Silencieux désormais, malgré sa respiration hachée, Guy s’approcha. Il donna trois coups rapides, brutaux, pour forcer la défense de Robert. Mais celui-ci l’attendait de pied ferme. Avec toutes les raclées et les railleries qu’il lui avait infligées sur la plage de Turnberry, Yothre l’avait bien entraîné, de même que son grand-père. Dans les yeux de son adversaire, il lisait la défaite, le terrible épuisement et la douleur lancinante dans son bras et son poignet. Robert était lui aussi éprouvé, mais il avait dépensé beaucoup moins d’énergie que Guy dans la première série d’attaques. Ses coups plus lents, plus raisonnés, lui avaient laissé assez de nerfs pour en finir. Au quatrième assaut, il coinça la lame de Guy entre son épée et son bouclier et tira sur le côté, entraînant Guy dans le mouvement. Alors que tous se penchaient, il donna un coup de pied qui toucha le chevalier juste au-dessus du genou. Sa jambe céda et Guy s’effondra.

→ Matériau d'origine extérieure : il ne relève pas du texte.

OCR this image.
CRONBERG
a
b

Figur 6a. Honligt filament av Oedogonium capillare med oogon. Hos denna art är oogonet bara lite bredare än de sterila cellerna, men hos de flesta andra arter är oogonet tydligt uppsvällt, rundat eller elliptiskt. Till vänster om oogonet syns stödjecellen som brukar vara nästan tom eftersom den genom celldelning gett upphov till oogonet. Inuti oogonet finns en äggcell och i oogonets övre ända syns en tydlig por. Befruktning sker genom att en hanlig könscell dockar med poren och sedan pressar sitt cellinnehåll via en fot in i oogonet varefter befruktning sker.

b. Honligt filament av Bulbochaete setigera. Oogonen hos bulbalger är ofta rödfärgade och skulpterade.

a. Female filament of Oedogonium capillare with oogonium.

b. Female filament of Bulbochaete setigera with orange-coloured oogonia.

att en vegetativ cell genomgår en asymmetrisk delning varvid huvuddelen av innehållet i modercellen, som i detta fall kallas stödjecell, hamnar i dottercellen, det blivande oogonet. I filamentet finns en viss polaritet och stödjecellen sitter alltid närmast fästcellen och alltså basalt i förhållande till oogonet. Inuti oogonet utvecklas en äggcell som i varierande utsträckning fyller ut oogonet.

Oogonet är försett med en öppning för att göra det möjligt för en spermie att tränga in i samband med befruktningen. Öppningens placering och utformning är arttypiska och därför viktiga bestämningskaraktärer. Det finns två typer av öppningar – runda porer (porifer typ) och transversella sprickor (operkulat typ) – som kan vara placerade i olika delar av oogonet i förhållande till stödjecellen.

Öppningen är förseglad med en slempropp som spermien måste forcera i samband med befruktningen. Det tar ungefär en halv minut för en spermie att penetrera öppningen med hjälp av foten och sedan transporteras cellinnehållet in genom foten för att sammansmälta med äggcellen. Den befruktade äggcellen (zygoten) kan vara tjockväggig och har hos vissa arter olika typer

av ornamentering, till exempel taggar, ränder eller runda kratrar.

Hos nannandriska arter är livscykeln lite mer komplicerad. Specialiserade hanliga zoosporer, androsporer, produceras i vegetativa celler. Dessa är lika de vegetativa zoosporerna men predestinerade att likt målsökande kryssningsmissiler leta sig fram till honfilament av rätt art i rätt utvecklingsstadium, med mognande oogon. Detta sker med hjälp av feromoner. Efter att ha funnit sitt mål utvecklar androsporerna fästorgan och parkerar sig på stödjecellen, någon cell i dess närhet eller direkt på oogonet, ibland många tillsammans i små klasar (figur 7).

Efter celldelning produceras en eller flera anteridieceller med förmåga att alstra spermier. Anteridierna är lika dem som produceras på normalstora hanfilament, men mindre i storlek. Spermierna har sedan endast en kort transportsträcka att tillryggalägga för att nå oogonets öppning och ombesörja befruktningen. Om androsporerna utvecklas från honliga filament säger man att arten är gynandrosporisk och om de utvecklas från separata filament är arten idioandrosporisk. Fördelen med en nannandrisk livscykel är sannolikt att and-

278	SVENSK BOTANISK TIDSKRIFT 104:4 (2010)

Cette fois, Robert lui écrasa les doigts avec son épée avant de pointer la lame sous sa gorge. Guy leva la tête et ferma les yeux.

Robert recula, leva son visage vers le ciel pluvieux et inspira profondément.

— C’est terminé, dit Humphrey.

Il avait la gorge serrée, mais Robert nota du respect dans son expression.

— Sir Robert l’emporte. Vous devez maintenant décider des conditions de la reddition de sir Guy.

Robert secoua la tête en s’efforçant de reprendre sa respiration.

— Je n’attends rien de lui.

Plusieurs chevaliers échangèrent des regards surpris. Guy fixait Robert comme s’il voulait reprendre le combat, même s’il tenait à peine debout.

— Vous avez gagné ce duel, Robert, dit Humphrey. C’est votre droit.

— Il ne me doit rien. Mais tout cela, c’est du passé, fit Robert en se tournant vers Guy.

Dans son esprit, il s’agissait autant de leur duel que de son histoire secrète avec Helena.

Guy continua de le dévisager, puis il hocha la tête, semblant acquiescer. Aymer de Valence s’approcha de lui mais Guy le repoussa avec colère et se releva en tendant sa rondache à Clifford. Quand Aymer tourna les yeux dans sa direction, Robert réalisa que c’était lui qui avait eu l’idée du duel. Croisant le regard hostile du chevalier, Robert lui adressa un sourire triomphant.